Mercosul debaterá ensino público por proposta da senadora Fátima

O Parlamento do Mercosul também acatou a proposta da senadora para realizar uma audiência pública para avaliar as políticas para estudantes LGBT
:: Cyntia Campos28 de março de 2017 18:32

Mercosul debaterá ensino público por proposta da senadora Fátima

:: Cyntia Campos28 de março de 2017

O futuro da educação pública nos países do Mercosul será tema de um seminário organizado pelo Parlasul, previsto para o segundo semestre deste ano. A decisão foi tomada na última segunda-feira (27), quando Comissão de Educação, Cultura, Ciência, Tecnologia e Esporte daquela instância aprovou a proposta da senadora Fátima Bezerra (PT-RN), integrante do colegiado.

O seminário promovido pelo Parlamento do Mercosul (Parlasul) abordará temas como a realidade educacional e indicadores sociais dos países membros do bloco, a legislação educacional no Mercosul e a valorização dos profissionais de Educação.

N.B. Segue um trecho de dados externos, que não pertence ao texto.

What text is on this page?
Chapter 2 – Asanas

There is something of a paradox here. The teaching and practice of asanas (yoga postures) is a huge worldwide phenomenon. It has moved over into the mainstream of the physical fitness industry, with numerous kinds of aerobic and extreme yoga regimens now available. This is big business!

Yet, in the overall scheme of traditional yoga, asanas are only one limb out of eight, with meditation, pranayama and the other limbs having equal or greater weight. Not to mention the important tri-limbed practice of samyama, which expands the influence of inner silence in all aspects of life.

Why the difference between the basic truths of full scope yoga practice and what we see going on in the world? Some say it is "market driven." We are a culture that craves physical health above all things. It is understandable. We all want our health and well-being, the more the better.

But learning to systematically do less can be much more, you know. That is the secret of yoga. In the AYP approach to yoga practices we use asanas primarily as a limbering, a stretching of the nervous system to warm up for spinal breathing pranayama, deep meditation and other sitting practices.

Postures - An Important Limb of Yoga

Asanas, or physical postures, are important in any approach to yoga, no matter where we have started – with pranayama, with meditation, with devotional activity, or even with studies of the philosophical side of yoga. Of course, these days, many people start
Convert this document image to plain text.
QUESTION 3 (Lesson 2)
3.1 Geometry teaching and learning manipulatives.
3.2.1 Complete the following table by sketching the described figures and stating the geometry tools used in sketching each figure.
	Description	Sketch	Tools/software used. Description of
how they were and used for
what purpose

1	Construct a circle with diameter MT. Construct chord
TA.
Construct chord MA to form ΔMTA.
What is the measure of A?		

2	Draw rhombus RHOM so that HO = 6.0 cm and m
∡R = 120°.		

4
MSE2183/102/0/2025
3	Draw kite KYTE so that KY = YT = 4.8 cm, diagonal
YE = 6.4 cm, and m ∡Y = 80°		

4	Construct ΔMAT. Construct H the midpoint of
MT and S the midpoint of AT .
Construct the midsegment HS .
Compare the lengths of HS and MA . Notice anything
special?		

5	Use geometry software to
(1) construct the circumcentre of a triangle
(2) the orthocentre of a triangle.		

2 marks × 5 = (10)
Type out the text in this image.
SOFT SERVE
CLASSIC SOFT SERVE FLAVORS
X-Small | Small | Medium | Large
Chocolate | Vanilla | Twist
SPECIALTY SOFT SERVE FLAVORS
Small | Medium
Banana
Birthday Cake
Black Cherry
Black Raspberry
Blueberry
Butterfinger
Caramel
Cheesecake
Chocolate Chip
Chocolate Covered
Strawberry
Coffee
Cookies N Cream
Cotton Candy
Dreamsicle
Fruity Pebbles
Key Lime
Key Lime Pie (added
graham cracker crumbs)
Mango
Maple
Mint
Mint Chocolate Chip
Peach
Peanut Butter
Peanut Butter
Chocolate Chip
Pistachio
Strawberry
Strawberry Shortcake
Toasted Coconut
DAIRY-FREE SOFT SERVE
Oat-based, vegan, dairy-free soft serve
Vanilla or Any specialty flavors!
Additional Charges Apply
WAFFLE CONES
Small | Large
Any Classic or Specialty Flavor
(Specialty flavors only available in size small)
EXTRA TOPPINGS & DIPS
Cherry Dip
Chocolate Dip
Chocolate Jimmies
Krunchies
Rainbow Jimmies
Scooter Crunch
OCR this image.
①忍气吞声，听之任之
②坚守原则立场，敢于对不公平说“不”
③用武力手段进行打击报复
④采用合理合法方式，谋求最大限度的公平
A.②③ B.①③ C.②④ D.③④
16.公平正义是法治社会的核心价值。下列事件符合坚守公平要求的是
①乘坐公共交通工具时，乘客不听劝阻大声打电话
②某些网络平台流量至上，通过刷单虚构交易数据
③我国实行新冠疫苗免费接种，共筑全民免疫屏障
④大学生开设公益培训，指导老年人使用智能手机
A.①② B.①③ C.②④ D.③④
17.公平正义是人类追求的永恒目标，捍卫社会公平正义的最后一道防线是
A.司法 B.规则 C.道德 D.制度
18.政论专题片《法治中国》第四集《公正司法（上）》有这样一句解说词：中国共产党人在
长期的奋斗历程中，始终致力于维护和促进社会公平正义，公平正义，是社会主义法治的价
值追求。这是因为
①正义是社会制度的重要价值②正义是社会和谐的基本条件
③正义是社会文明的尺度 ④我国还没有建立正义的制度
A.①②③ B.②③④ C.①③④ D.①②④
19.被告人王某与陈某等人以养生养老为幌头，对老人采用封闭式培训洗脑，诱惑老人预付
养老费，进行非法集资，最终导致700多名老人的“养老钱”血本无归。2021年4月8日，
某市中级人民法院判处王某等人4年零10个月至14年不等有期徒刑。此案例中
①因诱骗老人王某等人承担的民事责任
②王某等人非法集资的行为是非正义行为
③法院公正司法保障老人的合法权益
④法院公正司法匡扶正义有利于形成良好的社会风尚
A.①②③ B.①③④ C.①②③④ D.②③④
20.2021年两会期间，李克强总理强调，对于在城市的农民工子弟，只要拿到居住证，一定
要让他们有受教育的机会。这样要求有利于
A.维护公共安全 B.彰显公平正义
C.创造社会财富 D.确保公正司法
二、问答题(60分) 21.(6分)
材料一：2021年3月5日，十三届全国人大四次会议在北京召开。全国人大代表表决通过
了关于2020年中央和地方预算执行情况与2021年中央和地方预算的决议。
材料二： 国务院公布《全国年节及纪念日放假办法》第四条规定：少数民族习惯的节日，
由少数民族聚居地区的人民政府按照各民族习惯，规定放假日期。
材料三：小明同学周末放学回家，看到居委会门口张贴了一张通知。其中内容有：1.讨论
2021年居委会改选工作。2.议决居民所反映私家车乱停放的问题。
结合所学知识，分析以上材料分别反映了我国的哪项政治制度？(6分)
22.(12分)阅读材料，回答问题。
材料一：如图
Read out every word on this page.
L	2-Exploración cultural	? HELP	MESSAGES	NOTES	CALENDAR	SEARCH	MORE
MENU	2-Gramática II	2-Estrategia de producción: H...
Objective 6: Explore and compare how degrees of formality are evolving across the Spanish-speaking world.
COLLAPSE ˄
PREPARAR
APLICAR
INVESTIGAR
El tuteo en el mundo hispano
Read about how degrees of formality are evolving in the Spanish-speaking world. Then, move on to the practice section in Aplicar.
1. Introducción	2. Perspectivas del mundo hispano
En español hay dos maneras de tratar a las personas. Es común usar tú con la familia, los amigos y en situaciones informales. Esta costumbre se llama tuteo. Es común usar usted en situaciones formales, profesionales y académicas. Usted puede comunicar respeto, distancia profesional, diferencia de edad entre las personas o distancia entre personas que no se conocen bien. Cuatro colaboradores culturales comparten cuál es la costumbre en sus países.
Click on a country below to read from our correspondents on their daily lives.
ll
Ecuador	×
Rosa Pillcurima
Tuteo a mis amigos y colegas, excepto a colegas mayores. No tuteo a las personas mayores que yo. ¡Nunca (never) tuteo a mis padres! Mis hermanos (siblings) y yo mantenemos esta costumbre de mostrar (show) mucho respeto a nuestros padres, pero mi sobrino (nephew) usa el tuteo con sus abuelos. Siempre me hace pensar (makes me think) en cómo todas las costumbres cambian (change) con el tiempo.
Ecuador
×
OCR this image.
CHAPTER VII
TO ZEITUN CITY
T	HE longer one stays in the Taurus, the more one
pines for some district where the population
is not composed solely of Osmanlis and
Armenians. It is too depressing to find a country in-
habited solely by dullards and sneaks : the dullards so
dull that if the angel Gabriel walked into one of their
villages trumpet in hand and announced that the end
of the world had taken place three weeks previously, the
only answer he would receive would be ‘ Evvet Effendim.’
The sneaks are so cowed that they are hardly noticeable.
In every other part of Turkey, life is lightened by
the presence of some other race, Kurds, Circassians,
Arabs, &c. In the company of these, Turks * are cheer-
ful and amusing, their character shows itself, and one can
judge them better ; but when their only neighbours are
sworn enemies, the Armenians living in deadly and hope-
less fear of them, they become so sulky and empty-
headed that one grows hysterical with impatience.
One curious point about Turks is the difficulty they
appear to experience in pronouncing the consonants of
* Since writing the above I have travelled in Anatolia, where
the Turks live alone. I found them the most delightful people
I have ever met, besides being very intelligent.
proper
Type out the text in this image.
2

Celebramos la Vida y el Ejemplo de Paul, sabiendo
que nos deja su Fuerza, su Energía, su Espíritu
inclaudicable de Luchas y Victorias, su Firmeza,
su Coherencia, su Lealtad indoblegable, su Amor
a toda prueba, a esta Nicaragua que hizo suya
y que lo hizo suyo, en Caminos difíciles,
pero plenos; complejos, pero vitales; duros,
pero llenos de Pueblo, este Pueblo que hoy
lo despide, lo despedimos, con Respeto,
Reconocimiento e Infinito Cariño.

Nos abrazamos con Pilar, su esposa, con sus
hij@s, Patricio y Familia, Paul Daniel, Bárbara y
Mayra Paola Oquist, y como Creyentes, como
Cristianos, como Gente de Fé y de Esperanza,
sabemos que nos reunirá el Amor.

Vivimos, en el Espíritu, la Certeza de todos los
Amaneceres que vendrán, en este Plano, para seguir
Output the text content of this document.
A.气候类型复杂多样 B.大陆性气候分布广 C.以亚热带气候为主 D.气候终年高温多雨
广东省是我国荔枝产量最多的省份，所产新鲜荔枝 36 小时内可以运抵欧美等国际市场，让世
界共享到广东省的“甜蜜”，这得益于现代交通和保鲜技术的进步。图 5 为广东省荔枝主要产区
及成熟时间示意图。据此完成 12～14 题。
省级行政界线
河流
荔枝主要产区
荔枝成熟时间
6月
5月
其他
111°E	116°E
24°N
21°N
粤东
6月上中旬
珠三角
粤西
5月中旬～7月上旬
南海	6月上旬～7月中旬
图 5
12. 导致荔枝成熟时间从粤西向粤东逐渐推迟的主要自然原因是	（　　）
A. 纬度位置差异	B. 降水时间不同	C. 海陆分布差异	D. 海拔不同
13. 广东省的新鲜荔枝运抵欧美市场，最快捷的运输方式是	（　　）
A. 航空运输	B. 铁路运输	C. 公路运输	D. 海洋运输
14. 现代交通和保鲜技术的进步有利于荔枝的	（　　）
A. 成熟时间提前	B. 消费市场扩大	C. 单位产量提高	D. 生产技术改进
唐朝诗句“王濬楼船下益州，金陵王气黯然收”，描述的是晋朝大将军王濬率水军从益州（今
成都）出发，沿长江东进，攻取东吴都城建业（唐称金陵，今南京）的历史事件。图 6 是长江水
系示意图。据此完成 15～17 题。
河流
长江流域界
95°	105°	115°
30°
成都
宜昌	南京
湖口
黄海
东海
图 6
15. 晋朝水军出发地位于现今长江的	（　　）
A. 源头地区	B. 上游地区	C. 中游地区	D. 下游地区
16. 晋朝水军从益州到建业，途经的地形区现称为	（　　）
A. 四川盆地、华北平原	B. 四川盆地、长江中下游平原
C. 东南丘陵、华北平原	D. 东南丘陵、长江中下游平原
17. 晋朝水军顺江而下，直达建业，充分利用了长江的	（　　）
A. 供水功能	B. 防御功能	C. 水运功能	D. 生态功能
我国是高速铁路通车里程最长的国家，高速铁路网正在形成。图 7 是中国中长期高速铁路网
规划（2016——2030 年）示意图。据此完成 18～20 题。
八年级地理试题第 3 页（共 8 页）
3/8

O Parlasul, órgão legislativo dos países integrantes do Mercosul, esteve reunido na última segunda-feira em sua 45ª Sessão Ordinária, em sua sede, em Montevidéu, Uruguai. Representantes dos parlamentos do Brasil, Argentina, araguai, Uruguai e Venezuela compõem essa instância. Os senadores petistas Humberto Costa (PE) e Fátima Bezerra (RN) integram a representação brasileira.

Parlasul bancada brasileira

Foto: Divulgação

Situação dos LGBT
Também a pedido de Fátima, a Comissão de Educação do Parlasul aprovou a realização de uma audiência pública para discutir as experiências exitosas adotadas nas escolas do Brasil, Chile e Uruguai, no que diz respeito ao combate à violência contra estudantes LGBT.

Para essa reunião, serão convidados representantes dos governos membros do Mercosul e organizadores da Pesquisa Nacional sobre o Ambiente Educacional com Adolescentes e Jovens LGBT, realizada em 2016 em seis países – Brasil, Uruguai, Argentina, Chile, Peru e Colômbia.

Segundo a pesquisa, 60% dos estudantes disseram se sentir inseguros na escola no último ano em razão de sua orientação sexual; 73% foram agredidos verbalmente; e 36% chegaram a ser agredidos fisicamente.